The worms in the initial stages of life feed on new foliage only and the tree is usually able to survive the attack unless the worms attack repeatedly or feed on the old foliage.
“Some of the areas around Rock Creek are heavily infested and are not in the spray blocks,” Stock continued. “I am fairly confident that we will protect the areas that we treat, and I think there’ll be some movement (of the insects) after that. It definitely will slow them down when we treat them and that may do the trick.”
The spray, a naturally occurring bacteria specific to moths and butterflies called Foray 48B, is a focused pesticide that is quite safe, explained Stock. It is deployed from helicopters and they do not spray close to habitations or buildings.
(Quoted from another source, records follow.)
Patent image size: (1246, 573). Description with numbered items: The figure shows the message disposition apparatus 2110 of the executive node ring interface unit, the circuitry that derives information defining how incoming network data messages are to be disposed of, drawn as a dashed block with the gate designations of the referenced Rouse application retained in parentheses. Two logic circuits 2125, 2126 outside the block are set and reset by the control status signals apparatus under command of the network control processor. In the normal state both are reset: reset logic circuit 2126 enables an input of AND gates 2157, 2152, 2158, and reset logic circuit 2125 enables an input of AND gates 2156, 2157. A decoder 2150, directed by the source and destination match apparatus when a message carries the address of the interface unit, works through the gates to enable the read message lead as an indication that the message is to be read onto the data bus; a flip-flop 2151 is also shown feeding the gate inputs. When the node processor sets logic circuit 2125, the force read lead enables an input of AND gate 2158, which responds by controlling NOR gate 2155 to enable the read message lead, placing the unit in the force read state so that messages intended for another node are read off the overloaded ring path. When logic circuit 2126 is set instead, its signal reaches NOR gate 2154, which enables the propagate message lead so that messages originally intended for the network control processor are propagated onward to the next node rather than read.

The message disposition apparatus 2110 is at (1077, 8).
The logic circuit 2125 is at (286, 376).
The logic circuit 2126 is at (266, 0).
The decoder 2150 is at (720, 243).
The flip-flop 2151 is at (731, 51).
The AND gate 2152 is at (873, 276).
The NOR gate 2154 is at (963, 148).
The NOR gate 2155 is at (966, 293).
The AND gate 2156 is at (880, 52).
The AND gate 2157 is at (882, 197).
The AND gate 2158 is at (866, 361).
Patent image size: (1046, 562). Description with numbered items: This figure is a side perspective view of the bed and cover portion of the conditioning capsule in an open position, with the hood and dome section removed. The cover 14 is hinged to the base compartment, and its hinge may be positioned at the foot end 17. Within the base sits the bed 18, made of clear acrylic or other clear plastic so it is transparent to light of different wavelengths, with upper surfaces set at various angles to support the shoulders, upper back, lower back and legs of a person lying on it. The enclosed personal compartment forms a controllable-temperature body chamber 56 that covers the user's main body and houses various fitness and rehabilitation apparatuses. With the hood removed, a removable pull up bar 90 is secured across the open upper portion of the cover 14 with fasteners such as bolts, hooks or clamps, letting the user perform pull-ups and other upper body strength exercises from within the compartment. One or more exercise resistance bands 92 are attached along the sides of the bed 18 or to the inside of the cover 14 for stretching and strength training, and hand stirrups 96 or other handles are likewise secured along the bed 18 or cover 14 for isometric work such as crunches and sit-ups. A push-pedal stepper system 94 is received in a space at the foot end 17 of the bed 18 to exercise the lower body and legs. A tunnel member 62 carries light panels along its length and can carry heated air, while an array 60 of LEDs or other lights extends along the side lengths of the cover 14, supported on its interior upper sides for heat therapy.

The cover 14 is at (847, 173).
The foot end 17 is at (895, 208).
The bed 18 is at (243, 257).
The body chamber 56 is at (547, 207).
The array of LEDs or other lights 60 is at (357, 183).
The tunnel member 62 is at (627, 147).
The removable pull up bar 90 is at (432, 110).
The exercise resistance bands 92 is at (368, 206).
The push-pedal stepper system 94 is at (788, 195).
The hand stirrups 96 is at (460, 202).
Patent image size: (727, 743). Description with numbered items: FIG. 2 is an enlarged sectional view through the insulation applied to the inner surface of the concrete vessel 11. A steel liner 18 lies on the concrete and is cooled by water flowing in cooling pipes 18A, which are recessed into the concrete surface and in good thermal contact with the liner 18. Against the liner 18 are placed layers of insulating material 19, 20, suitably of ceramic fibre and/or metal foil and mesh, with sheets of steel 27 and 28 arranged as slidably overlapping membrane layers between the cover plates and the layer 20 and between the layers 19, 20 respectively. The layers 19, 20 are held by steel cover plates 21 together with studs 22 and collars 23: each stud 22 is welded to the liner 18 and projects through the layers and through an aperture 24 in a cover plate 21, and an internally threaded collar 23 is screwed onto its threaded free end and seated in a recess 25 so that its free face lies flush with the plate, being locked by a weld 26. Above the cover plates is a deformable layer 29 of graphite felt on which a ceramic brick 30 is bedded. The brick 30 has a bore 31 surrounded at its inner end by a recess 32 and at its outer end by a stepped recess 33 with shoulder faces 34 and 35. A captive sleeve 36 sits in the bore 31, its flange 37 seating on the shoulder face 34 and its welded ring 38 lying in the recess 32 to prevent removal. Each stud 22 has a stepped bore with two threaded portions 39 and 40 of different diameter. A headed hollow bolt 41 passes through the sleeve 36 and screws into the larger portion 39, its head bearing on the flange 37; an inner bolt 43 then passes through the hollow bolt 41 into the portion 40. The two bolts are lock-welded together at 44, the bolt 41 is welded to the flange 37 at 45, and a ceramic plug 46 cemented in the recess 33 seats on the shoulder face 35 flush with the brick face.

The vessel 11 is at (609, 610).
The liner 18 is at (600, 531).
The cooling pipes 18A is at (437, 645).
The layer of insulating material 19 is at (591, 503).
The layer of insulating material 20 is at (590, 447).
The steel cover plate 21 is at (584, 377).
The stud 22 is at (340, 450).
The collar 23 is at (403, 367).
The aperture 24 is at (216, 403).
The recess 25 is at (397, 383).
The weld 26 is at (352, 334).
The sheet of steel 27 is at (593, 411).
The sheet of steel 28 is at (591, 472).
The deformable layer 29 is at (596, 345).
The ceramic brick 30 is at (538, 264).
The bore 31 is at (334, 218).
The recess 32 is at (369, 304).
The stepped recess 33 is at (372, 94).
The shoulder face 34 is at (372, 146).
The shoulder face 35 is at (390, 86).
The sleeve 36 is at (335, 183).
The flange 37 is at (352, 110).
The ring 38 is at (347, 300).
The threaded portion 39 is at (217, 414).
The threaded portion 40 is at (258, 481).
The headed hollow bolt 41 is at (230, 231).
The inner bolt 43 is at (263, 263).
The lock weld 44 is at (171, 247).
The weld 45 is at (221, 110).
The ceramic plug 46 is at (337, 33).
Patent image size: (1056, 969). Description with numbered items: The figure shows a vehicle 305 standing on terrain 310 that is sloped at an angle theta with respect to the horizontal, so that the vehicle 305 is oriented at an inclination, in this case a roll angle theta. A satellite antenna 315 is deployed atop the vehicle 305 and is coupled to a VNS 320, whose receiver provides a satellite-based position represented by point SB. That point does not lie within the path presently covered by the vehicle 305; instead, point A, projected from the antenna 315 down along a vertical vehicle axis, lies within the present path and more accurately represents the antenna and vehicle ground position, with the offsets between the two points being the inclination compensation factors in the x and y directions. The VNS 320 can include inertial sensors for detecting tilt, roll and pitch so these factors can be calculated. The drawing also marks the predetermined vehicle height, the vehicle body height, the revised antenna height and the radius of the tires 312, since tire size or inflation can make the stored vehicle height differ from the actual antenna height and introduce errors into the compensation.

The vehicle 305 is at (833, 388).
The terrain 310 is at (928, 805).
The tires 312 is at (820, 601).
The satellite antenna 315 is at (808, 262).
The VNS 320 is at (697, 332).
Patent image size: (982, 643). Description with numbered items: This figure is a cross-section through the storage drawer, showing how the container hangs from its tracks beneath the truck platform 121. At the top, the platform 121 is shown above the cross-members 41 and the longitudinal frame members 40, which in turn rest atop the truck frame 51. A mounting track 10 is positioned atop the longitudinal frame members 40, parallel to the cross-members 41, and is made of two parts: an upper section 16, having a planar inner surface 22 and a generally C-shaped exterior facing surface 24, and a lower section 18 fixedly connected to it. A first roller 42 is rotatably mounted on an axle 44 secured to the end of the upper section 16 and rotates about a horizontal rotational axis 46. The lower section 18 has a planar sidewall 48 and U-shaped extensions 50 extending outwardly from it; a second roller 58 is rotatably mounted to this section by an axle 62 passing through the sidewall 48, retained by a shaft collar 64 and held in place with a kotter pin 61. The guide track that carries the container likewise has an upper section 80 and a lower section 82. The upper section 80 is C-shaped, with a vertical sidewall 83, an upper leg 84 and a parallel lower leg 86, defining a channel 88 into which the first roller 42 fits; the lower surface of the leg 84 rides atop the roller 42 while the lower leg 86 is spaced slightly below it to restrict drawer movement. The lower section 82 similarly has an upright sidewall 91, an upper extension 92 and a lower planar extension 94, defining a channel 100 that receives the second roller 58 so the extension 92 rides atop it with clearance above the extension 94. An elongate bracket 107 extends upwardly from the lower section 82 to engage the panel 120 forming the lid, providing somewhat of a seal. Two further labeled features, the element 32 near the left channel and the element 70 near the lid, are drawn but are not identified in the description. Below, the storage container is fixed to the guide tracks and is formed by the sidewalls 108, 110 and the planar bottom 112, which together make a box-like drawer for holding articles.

All the land being treated is public areas where high-value timber is located. Much of the infested lands identified are located on private property and will not be treated.
Kamloops and the Okanagan regions have been using this pesticide successfully for over 25 years and have seen good results in knocking back the insect’s advance.
Stock estimates that the budworm should decline naturally over the next four to five years, and that the treatments will minimize damage in the interim. Weather, of course, determines the cycle and warm, dry temperatures will increase populations.
Locals can expect to see the moths again this August as they take flight to find mates and propagate. Stock will be out in July and again in the fall to survey eggs to anticipate the future needs for continued spraying programs.